Systems integrators, he said, need to verify that vendors have cybersecurity processes in place to protect data and information.
“The Open Supervised Device Protocol (OSDP), a Security Industry Association standard designed to improve interoperability between access control and security products, supports encrypted communications between the panel and the reader. But that’s only one leg of the stool—encryption during data transmission from point A to point B, or data in motion. Once the data has been received and becomes data at rest, what’s being done to protect it? Data at rest is more of a challenge and also needs to be encrypted,” he said.
Van Till said control panels should not have open ports, an architecture principle important for any loT device.

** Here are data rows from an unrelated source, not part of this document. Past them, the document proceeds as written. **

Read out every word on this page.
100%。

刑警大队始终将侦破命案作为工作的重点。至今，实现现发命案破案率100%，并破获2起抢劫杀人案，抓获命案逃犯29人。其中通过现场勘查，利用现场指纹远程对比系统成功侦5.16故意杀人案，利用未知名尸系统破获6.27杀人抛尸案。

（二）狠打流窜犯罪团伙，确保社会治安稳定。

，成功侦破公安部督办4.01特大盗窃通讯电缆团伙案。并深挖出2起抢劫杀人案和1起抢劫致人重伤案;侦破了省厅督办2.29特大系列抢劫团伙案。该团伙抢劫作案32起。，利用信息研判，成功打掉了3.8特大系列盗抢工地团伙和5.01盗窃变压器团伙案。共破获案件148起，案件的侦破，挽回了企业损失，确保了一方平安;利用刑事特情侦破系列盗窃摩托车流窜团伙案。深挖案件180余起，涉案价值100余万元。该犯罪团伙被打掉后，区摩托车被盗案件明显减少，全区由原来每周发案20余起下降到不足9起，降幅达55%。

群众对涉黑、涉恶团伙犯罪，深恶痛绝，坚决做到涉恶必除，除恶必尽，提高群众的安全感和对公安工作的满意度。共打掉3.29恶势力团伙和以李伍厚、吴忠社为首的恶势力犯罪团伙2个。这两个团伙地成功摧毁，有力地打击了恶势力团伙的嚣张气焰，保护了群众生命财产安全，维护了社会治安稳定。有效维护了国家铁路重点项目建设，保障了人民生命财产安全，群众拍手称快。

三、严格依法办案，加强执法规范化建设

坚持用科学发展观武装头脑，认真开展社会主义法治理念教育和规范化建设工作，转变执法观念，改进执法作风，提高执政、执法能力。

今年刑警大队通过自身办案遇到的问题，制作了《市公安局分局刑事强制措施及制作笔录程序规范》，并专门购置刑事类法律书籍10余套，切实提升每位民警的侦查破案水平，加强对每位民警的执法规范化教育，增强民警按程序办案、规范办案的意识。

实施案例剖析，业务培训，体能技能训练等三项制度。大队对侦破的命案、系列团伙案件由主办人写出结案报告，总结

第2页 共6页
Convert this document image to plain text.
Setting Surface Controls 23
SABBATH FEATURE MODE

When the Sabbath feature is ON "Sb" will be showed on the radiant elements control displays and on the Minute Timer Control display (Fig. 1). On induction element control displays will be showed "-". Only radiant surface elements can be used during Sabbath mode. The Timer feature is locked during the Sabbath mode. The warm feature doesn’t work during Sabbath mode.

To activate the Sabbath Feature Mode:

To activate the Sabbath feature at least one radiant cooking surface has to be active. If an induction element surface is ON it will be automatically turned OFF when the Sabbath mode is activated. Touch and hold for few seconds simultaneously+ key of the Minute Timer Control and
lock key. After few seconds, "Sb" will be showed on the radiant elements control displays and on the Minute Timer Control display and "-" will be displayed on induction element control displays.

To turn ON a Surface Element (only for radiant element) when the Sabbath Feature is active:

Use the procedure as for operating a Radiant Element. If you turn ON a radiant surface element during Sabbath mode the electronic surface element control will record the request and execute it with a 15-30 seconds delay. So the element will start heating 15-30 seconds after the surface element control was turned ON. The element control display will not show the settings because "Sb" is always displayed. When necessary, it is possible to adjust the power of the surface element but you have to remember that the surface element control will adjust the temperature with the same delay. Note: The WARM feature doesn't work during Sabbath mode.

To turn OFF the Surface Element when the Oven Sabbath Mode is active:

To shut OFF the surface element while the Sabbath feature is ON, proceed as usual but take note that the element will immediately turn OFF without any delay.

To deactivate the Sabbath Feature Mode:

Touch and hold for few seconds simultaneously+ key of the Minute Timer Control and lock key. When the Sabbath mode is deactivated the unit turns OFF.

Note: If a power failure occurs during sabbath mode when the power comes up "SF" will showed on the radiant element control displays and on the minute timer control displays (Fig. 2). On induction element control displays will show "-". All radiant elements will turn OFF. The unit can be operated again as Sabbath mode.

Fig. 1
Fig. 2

“The control panel is not listening and accepting incoming requests, which eliminates risk. Control panels should initiate the conversation to the cloud, using local data to approve/deny access,” he said.
Access control panels should continually monitor their connections and connect to specific white-listed IP addresses using service protocols. If redirected to a non-listed server, the panel would not allow the connection and issue an alert. This is to prevent a process (bot) planted on a panel from creating a cyberattack such as denial-of-service. Public key infrastructure (PKI) and mutual authentication also help guard against an invalid connection attempt and deploy digital certificates described by the ANSI X.509 specification for PKI systems, ensuring mutual authentication between the control panel and the cloud.
Lindley advised that when transmitting data, integrators should consider OSDP instead.
Other tips to bolster security protocols:
Use a higher-security handshake, or code, between the proximity card, smart card or tag and reader to ensure it only accepts information from coded credentials.
Deploy smart credentials with valid ID, letting smart card readers verify that sensitive access control data programmed to a card or tag is genuine, not counterfeit.
When installing readers on the exterior, unsecured side, use tamper-proof screws and epoxy-based potting to encapsulate the reader’s internal electronics from weather, hackers and vandals.